No matter how hard I try, there’s always a hammer in my life. Sure, I try to use all those other new-fangled tools that are perhaps more appropriate to the problem, but I find that my hammer is a versatile tool that helps me bang my way out of many trouble spots. My recent agile hammer is “complete stories, not iterations.” In other words, collaborate! I’ve made a few blog posts and written at least one article on the topic.
Everything seems to keep coming back to this. A focus on completing stories as a team, and not moving on until the story is “done done,” tends to eliminate many of the questions that otherwise exist.
For example, “Should we create stories for defects?”
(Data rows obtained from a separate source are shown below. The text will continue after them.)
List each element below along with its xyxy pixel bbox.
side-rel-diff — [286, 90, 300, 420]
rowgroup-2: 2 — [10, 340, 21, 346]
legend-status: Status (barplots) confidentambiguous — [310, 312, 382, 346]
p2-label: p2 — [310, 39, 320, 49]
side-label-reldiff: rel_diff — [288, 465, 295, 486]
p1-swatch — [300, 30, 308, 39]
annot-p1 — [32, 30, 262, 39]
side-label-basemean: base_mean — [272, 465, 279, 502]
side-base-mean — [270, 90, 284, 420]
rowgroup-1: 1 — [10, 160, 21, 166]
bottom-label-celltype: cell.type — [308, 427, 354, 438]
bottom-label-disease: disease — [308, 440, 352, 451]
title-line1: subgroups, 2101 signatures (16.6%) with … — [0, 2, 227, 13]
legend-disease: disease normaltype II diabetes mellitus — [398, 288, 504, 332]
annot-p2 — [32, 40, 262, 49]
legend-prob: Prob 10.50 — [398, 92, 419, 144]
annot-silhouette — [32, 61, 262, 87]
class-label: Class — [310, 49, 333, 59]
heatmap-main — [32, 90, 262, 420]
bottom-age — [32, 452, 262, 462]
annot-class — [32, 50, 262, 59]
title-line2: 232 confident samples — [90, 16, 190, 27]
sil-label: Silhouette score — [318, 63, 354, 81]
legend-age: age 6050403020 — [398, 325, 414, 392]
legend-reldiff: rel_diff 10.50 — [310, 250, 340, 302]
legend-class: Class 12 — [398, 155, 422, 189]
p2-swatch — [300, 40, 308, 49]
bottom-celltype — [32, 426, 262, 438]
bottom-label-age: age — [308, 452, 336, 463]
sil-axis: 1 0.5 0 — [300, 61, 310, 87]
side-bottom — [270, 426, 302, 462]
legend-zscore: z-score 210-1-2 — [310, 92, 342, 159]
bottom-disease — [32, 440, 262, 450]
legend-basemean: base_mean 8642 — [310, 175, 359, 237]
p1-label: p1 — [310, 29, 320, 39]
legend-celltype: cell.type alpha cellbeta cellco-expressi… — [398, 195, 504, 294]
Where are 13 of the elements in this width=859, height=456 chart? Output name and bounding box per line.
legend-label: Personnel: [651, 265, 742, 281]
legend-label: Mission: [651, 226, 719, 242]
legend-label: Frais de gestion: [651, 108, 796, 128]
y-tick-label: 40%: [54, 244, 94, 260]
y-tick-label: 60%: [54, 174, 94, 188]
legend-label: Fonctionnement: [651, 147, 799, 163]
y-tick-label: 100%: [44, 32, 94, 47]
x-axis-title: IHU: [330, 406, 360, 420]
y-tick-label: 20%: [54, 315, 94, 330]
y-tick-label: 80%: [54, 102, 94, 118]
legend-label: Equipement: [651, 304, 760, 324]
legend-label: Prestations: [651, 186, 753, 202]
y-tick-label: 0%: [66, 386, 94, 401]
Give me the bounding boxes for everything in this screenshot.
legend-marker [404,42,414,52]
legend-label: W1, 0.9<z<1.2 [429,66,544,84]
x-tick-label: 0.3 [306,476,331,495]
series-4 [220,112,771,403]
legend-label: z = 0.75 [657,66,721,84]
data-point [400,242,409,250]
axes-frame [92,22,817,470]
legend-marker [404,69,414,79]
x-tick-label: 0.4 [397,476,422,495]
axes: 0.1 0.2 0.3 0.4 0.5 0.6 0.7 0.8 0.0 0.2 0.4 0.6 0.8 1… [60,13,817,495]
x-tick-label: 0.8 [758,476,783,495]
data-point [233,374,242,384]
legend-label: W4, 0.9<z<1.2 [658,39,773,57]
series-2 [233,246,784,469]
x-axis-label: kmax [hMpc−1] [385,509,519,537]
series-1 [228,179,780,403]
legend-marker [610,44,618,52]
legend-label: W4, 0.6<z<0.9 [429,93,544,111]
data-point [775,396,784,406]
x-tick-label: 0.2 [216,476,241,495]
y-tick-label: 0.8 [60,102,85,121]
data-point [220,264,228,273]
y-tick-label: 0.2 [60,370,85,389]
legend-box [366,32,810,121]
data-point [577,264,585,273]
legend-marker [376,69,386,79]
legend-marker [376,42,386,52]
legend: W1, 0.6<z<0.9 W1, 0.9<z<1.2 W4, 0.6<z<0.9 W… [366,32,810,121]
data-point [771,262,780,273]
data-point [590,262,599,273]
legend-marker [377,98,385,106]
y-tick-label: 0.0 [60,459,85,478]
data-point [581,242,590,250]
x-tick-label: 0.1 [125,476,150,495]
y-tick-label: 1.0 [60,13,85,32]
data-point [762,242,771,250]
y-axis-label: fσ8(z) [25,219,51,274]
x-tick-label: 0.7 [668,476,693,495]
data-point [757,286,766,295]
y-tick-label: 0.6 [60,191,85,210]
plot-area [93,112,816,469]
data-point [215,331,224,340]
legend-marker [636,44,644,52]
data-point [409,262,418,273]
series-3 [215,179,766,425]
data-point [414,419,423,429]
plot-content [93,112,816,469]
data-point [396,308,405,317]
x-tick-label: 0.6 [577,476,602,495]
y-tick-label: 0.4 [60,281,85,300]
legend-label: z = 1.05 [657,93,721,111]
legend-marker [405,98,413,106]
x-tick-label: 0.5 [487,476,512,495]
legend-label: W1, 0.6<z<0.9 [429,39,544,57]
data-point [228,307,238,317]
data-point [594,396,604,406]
The glib answer is of course, “Well, if you’re doing agile properly, you don’t have defects.” But the more satisfying and less annoying answer is, “Well, if you’re collaborating to get stories completed, you don’t have many defects that survive the iteration.” If you can deliver a story every day or two through an iteration, the story can move into preliminary testing, and odds are that you’ll uncover many defects before the iteration completes. That means you can either fix them before the iteration completes, or you haven’t finished the story (it’s not “done done”), and the story is slotted wholesale into a subsequent iteration.
Voila. Concern over whether or not to create defect stories? Poof! (If you still have the question, the answer is “yes,” because they can be estimated, and because they take development effort that adds into team velocity.)